The requirements at the model endpoint are provider-agnostic because whatever you run on, you want the same five things: the endpoint in-region, no public-internet egress, no provider retention of prompts and outputs, a complete audit record, and somewhere to put a human in the loop.
At the time of writing Amazon Bedrock, and Google Vertex AI can each meet that set due to regional endpoints. The selection isn't really about the provider or which frontier model; it's about where the rest of your data, your identity controls, and your existing audit tooling already live, because the cheapest secure architecture is usually the one that reuses controls you already operate.

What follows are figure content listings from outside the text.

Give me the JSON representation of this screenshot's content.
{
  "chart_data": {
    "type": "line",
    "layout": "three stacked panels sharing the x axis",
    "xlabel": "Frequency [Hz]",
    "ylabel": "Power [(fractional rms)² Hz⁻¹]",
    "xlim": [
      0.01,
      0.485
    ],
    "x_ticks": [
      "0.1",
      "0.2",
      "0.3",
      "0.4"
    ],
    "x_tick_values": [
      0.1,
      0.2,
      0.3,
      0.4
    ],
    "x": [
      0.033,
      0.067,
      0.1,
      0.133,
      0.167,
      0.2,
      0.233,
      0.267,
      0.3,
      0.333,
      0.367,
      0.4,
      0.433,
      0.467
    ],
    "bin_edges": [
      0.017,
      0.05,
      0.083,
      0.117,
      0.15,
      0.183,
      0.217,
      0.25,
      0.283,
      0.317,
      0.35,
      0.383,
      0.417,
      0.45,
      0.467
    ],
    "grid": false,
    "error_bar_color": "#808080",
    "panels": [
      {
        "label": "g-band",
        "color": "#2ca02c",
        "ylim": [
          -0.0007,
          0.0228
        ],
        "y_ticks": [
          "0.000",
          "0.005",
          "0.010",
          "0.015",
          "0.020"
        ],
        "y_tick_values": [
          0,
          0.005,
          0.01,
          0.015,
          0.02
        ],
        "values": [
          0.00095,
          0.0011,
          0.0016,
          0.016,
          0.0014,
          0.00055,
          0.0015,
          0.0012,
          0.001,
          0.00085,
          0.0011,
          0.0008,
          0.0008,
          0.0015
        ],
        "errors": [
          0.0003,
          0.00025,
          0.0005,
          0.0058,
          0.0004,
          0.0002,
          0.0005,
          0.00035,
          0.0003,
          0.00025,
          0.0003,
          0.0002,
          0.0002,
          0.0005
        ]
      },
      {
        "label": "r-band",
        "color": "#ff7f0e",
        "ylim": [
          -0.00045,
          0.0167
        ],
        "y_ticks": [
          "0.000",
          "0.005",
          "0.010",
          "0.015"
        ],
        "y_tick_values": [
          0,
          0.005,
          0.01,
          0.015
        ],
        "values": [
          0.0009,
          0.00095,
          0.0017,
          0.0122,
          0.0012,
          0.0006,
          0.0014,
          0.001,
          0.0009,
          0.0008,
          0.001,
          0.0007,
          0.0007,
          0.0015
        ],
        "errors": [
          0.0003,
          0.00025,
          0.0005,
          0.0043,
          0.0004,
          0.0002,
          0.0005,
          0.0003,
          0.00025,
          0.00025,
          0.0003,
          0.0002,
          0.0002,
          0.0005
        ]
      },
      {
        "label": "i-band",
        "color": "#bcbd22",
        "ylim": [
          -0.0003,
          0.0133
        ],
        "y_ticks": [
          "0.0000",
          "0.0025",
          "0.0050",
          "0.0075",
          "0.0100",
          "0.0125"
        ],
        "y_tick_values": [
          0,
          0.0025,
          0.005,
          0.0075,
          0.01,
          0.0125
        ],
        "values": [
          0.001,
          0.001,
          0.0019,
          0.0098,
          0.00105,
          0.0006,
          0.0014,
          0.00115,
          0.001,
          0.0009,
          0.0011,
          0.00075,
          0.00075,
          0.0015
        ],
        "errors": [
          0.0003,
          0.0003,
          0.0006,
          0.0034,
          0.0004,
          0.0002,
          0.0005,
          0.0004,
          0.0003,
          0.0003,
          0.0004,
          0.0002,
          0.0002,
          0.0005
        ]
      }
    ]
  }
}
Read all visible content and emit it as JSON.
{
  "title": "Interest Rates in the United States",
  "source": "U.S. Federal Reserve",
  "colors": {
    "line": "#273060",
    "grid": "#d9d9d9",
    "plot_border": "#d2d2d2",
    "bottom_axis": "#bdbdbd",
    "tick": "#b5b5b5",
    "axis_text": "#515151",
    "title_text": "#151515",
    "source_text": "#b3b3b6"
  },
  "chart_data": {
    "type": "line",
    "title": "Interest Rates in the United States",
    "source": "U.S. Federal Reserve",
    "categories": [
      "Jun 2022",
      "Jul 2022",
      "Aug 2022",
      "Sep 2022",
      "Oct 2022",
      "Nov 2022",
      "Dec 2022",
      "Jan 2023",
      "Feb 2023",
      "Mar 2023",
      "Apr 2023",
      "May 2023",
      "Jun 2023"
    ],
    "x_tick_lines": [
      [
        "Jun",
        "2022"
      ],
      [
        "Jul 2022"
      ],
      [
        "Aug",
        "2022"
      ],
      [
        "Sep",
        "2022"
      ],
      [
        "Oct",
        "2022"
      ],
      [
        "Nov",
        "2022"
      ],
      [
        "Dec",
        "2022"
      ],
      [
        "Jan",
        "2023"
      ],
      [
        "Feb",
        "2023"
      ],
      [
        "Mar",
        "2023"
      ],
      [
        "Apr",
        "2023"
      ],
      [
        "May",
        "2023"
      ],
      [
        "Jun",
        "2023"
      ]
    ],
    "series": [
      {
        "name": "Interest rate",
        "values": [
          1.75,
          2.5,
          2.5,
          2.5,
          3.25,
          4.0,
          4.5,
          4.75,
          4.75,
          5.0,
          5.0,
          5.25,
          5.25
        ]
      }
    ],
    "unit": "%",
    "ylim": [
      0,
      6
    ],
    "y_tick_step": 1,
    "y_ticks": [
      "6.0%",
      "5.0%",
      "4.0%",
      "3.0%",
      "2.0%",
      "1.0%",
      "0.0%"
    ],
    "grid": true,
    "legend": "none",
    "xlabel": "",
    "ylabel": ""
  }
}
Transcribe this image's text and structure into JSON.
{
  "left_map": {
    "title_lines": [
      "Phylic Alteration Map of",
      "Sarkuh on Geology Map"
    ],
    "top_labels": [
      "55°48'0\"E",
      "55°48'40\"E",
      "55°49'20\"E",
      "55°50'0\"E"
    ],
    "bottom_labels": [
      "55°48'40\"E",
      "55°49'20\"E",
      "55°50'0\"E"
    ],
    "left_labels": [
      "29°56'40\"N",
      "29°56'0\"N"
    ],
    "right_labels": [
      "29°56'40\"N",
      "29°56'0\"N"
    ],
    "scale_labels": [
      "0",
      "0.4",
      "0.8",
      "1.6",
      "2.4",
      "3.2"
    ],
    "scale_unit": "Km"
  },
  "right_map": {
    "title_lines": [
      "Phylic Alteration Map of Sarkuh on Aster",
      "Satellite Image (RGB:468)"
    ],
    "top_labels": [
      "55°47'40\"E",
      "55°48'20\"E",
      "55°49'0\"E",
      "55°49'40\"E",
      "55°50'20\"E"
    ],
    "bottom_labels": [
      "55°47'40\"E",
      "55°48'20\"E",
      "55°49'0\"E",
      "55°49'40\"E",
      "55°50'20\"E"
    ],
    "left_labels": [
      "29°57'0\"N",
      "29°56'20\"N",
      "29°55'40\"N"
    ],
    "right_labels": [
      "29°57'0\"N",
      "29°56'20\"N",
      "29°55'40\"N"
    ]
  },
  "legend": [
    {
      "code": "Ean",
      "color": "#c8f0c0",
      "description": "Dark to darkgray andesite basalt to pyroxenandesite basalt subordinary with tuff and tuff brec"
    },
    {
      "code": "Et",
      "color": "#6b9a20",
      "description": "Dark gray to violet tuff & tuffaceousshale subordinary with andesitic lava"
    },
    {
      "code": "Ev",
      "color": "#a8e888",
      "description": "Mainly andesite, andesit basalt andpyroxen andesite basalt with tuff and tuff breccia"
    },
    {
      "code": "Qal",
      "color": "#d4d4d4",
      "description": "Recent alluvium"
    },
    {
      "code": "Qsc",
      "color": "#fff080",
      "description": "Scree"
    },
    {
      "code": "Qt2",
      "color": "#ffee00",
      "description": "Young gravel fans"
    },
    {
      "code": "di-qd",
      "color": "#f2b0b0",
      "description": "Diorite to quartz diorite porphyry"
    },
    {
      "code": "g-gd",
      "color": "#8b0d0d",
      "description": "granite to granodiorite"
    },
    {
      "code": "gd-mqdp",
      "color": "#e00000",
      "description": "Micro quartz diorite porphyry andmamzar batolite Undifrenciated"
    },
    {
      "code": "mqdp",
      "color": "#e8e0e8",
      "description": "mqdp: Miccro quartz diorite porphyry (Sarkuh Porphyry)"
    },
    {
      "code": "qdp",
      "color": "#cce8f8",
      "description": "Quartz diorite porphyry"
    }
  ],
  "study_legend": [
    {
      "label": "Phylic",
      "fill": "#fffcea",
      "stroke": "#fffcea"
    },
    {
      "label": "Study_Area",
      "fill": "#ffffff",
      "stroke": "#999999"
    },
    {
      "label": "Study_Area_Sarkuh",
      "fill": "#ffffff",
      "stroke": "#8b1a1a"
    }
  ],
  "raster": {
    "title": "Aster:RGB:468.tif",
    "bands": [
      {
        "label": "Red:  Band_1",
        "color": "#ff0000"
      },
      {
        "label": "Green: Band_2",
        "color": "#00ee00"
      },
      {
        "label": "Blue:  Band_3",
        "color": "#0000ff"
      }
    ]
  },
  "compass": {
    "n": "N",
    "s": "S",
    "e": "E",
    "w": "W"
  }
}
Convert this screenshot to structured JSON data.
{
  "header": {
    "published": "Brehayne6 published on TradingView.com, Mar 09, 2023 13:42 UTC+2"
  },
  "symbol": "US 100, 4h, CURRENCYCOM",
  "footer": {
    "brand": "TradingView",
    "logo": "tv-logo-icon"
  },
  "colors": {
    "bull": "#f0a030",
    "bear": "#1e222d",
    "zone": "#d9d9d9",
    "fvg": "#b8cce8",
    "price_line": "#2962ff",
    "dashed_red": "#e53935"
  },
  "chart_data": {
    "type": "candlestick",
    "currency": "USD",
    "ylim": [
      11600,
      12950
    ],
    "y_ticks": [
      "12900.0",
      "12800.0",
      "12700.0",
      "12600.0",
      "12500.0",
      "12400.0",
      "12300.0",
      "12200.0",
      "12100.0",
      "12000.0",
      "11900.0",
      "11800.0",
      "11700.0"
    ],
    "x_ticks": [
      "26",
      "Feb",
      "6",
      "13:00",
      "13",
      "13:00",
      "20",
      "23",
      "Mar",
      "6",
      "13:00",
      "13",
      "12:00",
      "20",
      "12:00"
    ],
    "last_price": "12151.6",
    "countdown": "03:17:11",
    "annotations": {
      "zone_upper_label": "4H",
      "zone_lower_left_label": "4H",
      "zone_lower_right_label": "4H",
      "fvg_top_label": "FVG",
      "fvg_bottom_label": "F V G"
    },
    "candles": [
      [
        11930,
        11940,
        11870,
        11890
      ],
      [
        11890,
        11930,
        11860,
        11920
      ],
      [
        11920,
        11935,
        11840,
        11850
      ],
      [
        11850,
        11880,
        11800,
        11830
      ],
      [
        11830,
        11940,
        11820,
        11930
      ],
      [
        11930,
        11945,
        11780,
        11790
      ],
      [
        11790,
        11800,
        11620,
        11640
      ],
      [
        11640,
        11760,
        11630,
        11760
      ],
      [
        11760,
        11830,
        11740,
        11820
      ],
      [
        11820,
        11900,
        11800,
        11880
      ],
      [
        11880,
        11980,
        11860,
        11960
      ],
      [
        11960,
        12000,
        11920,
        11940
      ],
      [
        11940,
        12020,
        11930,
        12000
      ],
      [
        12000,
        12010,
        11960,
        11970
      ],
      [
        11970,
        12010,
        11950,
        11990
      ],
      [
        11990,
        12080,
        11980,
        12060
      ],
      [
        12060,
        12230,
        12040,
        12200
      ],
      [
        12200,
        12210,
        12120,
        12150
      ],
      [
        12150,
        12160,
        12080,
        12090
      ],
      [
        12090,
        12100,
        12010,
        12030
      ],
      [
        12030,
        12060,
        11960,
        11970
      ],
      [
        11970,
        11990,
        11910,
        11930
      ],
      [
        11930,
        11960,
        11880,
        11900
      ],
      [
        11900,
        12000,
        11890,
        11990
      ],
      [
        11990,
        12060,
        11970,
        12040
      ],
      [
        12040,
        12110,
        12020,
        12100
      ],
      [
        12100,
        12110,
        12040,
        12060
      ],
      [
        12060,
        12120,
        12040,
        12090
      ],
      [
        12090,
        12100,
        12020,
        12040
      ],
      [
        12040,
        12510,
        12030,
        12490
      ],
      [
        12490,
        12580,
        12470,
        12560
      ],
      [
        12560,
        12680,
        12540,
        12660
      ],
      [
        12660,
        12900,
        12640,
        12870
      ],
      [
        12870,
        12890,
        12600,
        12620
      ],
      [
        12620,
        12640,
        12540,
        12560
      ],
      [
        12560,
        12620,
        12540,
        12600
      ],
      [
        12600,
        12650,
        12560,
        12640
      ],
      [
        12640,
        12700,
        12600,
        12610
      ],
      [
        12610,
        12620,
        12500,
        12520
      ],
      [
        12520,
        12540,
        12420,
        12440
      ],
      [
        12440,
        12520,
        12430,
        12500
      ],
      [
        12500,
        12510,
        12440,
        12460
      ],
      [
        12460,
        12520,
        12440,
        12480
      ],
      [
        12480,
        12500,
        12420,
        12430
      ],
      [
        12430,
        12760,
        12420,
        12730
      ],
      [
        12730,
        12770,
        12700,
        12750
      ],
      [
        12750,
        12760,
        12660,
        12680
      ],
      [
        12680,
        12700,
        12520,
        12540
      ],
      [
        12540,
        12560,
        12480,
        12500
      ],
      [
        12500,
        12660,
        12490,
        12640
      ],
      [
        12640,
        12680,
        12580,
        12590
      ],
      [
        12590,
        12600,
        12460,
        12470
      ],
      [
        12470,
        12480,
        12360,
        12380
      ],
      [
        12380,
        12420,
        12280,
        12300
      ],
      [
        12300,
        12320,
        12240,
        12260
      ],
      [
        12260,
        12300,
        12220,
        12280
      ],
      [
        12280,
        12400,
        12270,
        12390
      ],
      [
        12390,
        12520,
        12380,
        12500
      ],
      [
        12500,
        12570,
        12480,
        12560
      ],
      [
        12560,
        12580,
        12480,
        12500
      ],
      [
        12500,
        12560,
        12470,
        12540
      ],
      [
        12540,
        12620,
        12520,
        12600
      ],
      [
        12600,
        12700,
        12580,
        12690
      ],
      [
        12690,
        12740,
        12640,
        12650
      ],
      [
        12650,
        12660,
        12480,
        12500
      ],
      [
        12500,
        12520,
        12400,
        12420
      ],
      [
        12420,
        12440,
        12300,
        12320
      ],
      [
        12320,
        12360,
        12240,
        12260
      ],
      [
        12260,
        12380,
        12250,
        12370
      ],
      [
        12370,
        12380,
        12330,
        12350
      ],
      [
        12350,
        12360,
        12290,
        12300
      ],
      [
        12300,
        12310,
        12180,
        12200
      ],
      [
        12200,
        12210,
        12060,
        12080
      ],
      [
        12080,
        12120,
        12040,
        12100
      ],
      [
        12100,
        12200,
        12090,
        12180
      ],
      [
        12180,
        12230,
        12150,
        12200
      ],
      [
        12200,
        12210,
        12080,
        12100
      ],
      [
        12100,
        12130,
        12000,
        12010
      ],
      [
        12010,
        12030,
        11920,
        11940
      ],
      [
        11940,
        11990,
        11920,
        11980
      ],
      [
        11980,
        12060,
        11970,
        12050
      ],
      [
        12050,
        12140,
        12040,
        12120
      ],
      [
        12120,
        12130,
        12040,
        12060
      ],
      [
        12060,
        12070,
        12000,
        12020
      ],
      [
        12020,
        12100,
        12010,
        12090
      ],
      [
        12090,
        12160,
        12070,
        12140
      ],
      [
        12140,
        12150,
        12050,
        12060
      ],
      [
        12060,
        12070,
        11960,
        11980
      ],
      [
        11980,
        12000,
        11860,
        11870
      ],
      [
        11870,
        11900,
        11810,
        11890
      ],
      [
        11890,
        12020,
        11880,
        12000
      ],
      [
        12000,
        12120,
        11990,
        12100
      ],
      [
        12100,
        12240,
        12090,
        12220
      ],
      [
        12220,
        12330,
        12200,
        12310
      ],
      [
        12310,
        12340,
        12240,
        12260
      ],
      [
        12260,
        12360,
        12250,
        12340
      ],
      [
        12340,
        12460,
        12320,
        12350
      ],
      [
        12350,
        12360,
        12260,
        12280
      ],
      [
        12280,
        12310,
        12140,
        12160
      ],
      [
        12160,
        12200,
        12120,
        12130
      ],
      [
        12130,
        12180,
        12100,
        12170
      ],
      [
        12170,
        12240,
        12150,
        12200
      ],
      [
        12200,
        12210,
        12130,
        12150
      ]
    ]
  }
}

I'm keeping this short on purpose, because the specifics change faster than a blog post can keep up with. The durable part is the requirement list; the per-provider mechanics are something to confirm against current documentation when you build, not to memorise from a post like this one.
When can it act?
Everything above describes a system that answers and then stops, leaving a person to act. The moment you let the system act for itself, through tool use or an agent calling out over something like MCP, the same data-flow discipline still holds, but two hops carry more weight. The credentials each tool runs with have to be least-privilege, scoped to exactly what that action needs; and the audit surface has to capture autonomous actions, not just generations. The human-decision hop would become a human-approval hop for anything that matters.
I haven't run this for a real regulated workload so I'm simply highlighting the direction the principles point towards. That said, the approach shouldn't change: it is the same diagram, with the boundary drawn more carefully around what the system is allowed to do on its own.
The point
The regulatory work turned out to be data-flow work and human-oversight work. The controls that carried weight were the unglamorous architectural ones: where redaction sits, where the endpoint runs, where the audit log lives, and where the human sits relative to the decision. The model-level guardrails matter, but they are not what an auditor would ask about first.
It's one system, and I'd resist drawing any real outcomes from it without talking to GRC. But the questions generalise, and so does the answer: get the architecture right, and a good deal of the compliance is something you've already built.